Так просто, так буднично. А я представил себе тот короткий и, наверняка, жестокий бой в густом лесу; представил, как сдернули оленеводы с плеч карабины, как раненые, превозмогая боль, пересиливая немощь, вскидывали автоматы и стреляли-стреляли, поморы же, неспешно выбирая цели, били без промаха. В голову. Спасли раненых, спасли полевой госпиталь от налета прорвавшихся в тыл щюцкоровцев.
– Наградили за тот бой? За тот подвиг?
– Ордена дали. Зачем только говоришь – подвиг? Своя жизнь дорогая. Пусть враг, как волк лютый, гибнет. Так думали. Бойцов беспомощных спасать, думали, надо. Людей от зверя поганого уберечь – разве подвиг? По-другому никак нельзя поступить. Никак. Если по-другому, тогда зачем себя человеком называть?!
Игорь Игоревич даже приподнялся на руках и недовольно посмотрел на меня. Потом вновь лег на совик и проговорил философски:
– Герой, он тогда герой, если за весь народ стоит. Когда человек за человека стоит – так всегда надо. Так всегда правильно. Когда это человек забывает – он плохой человек. Тундра такого человека не похвалит. Пастухи саами у камелька сказ не скажут ему, в тупу спать не пустят. Говорить станут с ним, если только нужда заставит.
Вот это монолог. Не тут ли собака зарыта. Не обвиняют ли они меня в каком-то свершенном мною зле? Я за собой ничего подобного не числил, поэтому вполне согласился с Шушуновым:
– Это очень верно.
– Говорить: правильно – хорошо. Делать правильно – вот тогда совсем хорошо, – так же недовольно продолжил Игорь Игоревич. – И дед Савелий, думаешь, подвиг совершил? Верно, не убег к берегу, когда корабль в торпеду ударил, а туда погреб. За острова бы ему бежать быстрей, подводная лодка фашиста – вот она. Рядом. Только не побег дед Савелий. Не побег. Туда, где люди, погреб. Спасать их. А рана не совсем еще прошла. Люди беду терпели, как не поможешь. Ты сам бы за остров убежал бы? – вопросом закончил он рассказ, потом, сердито попыхтев трубкой, ответил сам себе: – Может, убежал бы. А дед Савелий – не убежал. Иван Иванович – не убежал бы. Полосухин капитан – не убежал бы. А ты? Ты – не знаю.

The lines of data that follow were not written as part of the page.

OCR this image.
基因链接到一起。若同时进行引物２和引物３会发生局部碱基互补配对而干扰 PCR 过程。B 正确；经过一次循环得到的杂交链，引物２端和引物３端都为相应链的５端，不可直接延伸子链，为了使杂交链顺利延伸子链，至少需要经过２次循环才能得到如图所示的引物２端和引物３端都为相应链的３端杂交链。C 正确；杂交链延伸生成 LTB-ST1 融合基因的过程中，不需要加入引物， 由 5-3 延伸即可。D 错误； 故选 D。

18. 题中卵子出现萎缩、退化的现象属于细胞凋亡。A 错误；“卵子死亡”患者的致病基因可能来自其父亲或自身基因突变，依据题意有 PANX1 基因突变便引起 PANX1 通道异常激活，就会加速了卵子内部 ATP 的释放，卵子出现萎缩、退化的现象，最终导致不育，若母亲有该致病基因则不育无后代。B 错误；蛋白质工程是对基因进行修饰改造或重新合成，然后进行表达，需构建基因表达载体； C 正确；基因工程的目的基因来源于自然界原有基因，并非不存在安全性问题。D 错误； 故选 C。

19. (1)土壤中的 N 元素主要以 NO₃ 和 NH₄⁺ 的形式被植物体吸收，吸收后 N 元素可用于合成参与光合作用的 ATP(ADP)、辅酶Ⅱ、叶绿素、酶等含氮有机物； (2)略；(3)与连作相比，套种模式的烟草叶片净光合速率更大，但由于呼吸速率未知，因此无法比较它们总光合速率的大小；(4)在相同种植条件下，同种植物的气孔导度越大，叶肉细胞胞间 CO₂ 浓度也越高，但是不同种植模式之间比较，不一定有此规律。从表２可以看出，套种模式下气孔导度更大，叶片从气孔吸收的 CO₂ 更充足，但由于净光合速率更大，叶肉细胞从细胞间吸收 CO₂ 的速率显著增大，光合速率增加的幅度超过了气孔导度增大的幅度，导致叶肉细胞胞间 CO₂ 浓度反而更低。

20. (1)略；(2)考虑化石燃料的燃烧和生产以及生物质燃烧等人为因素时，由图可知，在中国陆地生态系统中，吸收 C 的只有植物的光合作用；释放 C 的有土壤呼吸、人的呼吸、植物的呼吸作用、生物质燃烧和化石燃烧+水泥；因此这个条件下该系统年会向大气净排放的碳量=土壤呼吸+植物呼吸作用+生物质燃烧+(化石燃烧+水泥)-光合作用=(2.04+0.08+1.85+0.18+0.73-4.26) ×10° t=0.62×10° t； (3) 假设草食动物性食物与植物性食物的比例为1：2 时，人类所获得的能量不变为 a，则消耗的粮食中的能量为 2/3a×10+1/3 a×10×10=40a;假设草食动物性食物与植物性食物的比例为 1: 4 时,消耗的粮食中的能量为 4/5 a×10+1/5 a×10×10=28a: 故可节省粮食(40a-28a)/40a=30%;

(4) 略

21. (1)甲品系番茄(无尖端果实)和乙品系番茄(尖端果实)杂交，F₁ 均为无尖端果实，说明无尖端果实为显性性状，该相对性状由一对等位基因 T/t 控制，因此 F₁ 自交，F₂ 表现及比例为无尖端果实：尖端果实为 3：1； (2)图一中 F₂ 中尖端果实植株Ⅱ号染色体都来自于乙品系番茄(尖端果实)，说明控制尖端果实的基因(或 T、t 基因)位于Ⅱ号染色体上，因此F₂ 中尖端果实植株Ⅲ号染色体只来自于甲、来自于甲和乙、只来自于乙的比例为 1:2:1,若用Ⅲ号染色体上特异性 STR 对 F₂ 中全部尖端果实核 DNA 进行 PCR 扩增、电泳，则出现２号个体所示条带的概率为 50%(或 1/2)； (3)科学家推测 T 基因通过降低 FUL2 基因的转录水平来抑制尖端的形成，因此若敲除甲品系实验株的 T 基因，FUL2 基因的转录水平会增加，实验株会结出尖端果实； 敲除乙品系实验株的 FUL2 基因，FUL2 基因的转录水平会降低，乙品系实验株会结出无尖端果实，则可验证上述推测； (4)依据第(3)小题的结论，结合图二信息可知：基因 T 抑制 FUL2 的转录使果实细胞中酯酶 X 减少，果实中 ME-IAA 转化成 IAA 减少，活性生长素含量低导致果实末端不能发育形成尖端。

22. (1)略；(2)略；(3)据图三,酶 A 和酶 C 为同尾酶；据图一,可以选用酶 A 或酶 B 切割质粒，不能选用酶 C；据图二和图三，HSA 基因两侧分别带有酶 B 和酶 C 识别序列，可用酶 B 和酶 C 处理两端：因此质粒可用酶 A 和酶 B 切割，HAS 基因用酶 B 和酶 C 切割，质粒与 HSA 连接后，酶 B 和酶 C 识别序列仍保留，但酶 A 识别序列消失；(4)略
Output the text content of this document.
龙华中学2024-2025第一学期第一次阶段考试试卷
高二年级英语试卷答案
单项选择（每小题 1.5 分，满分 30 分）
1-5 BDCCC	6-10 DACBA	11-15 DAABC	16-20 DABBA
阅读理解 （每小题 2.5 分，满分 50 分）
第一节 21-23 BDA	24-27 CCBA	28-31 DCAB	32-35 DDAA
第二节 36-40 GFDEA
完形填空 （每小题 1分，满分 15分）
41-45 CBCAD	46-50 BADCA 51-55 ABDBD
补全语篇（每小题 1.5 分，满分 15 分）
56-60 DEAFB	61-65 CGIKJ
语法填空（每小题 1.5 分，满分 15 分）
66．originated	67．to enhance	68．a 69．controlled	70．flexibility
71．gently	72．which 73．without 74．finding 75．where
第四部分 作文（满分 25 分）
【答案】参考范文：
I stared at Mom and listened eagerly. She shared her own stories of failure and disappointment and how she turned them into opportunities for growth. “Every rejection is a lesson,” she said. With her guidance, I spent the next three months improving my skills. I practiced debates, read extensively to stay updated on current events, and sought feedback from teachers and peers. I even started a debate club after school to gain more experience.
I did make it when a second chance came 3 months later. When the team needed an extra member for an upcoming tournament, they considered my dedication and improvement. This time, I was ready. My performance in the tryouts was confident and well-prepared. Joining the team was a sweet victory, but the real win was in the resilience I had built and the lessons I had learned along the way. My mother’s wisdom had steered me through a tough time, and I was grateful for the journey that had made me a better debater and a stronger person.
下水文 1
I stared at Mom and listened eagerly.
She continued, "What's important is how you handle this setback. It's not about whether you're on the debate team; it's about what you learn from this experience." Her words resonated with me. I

Я даже присвистнул от неожиданной концовки рассказа. И пот меня прошиб. Вроде никогда не считал себя способным на подлость, они же, совсем не знающие меня люди, в чем-то меня обвиняют, не доверяют мне. Все, конечно, связано с Полосухиным. Но что сделал я не так? Нужно выяснить. На деликатность стоит махнуть рукой. Что я и сделал. Спросил прямо:
– Отчего такая сомнительная оценка моих качеств?
– На заставу сегодня рейсовым комиссия приезжает, а ты – здесь. Сбежал, похоже. Так думают пастухи.